Y la avalancha no paró ahí. En el pueblo aparecieron “expertos” en pseudociencias aplicadas al turismo. Decían tener técnicas infalibles para hackear la mente del viajero y convertir cualquier escapada ordinaria en una “experiencia transformadora”. El punto culminante llegó con la última tendencia: los iluminados de la inteligencia artificial. Hablaban de softwares y herramientas revolucionarios que, según ellos, podían prever cada movimiento de un visitante, optimizar la contabilidad de un hotel sin que el propietario tuviera que hacer nada y generar ingresos exponenciales con solo pulsar un botón.
El pueblo, que llevaba años viviendo del turismo con una mezcla de tradición y sentido común, observaba con una mezcla de asombro y diversión aquel desfile de charlatanes que se repetía año tras año. Y fue así como nació la celebración anual en honor a Marmorita, una jornada de sátira y (auto)crítica a las promesas imposibles en el sector.
Así que cada 2 de febrero, desde hace unos cuantos, el pueblo organiza un festival donde se parodian estas modas pasajeras. Se organizan concursos para ver quién es capaz de vender la promesa turística más absurda y se entrega el premio Marmorita de Pirita al vendehumos del año.
Uno de los momentos más memorables ocurrió el año pasado, cuando un autoproclamado “experto en inteligencia artificial aplicada al turismo” subió al escenario del pueblo, con un traje impecable y un aire de superioridad. Con gráficos en pantalla y un discurso ininteligible, aseguraba que con sus herramientas podía multiplicar por 10 los ingresos de cuaquier hotel, prediciendo las emociones de cada viajero antes de salir de casa y modificar automáticamente la oferta del hotel para hacerle gastar más.

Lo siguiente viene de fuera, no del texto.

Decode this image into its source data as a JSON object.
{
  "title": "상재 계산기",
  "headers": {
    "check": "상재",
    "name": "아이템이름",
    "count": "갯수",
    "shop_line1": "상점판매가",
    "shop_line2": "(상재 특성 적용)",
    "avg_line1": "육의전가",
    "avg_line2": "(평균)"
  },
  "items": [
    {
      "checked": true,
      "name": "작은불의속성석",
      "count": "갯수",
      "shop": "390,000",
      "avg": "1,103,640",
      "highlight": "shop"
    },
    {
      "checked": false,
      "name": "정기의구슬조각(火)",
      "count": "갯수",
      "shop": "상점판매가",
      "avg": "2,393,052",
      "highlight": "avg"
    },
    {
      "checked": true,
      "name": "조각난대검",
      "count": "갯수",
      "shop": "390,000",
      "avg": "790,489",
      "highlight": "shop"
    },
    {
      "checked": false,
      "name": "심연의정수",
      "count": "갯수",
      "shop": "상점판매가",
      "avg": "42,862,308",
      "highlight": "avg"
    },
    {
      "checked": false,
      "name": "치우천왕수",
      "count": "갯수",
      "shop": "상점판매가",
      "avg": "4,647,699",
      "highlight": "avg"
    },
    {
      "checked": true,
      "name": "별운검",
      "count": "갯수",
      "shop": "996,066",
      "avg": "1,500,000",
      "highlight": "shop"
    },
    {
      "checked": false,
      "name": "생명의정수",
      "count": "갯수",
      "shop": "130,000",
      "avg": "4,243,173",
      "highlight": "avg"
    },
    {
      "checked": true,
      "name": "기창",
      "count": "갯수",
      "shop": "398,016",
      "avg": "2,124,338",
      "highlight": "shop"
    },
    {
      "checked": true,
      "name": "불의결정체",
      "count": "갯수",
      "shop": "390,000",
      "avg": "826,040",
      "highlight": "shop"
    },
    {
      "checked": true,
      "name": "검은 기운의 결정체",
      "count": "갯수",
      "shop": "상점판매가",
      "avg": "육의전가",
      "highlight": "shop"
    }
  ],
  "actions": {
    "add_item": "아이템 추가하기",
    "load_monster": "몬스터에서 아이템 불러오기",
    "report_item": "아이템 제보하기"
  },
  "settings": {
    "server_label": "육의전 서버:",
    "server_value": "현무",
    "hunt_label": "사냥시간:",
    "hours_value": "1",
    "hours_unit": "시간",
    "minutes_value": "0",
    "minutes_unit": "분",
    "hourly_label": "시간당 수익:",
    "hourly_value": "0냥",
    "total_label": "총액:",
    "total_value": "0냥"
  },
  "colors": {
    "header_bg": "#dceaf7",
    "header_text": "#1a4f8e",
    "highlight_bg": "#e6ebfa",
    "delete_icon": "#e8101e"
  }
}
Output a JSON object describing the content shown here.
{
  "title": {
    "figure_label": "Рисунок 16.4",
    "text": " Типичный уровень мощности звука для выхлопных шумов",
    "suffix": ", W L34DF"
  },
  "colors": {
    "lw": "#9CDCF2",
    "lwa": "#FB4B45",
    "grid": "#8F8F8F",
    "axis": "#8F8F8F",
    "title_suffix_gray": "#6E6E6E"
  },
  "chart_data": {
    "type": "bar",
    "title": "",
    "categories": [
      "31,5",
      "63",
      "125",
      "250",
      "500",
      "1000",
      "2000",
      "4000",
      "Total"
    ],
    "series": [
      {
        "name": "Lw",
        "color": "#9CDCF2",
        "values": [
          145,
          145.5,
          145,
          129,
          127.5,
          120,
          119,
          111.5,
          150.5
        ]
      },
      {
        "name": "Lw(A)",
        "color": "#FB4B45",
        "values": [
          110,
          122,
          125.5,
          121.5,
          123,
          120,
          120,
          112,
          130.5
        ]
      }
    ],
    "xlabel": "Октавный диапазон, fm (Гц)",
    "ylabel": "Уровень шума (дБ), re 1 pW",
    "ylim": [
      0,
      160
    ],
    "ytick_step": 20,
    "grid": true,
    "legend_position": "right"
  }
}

En ese momento, Marmorita decidió que ya era suficiente. Con su grito agudo tan característico, y la ayuda de un deepfake generado por la IA adecuada, se proyectó en la pantalla una imagen en la que la marmota gigante, con un salto sobre el ponente destruía (simbólicamente) la supuesta innovación. Las risas estallaron en la plaza y el presunto experto de la IA desapareció tan rápido como había llegado.
A pesar del espectáculo y de la insistencia de muchos oportunistas, el pueblo nunca ha perdido su esencia. Allí, la verdadera innovación proviene del equilibrio entre tradición y evolución, no de promesas milagrosas. Los hoteles del pueblo no han implementado algoritmos mágicos, sino mejoras reales: experiencias gastronómicas con productos locales, rutas guiadas por locales y una atención personalizada y cercana que ninguna IA podría igualar.
El Festival de Marmorita se ha convirtido ya en un evento de referencia, recordando a profesionales del turismo que las tendencias pueden cambiar, pero la autenticidad siempre gana. Con el tiempo, todos los viajeros aprenden a identificar a los gurús y empresas oportunistas y a valorar lo que realmente importa en un viaje: la calidez humana, la cultura local y la experiencia de compartir momentos genuinos.
Cada 2 de febrero, mientras otros miran a una marmota para predecir el tiempo que viene, en este pequeño pueblo costero la mirada está puesta en otra realidad: el turismo de calidad no se logra con atajos ni fórmulas mágicas, sino con esfuerzo, autenticidad y un poco de buen humor para reírse de las modas pasajeras. Incluso de uno mismo.
Y es que, como bien dice Don Manuel, un viejo y sabio marinero del lugar: “Aquí se viene a disfrutar del sol, la playa, la gastronomía y las personas… lo demás, que lo expliquen en un manual y lo vendan en otro lado.»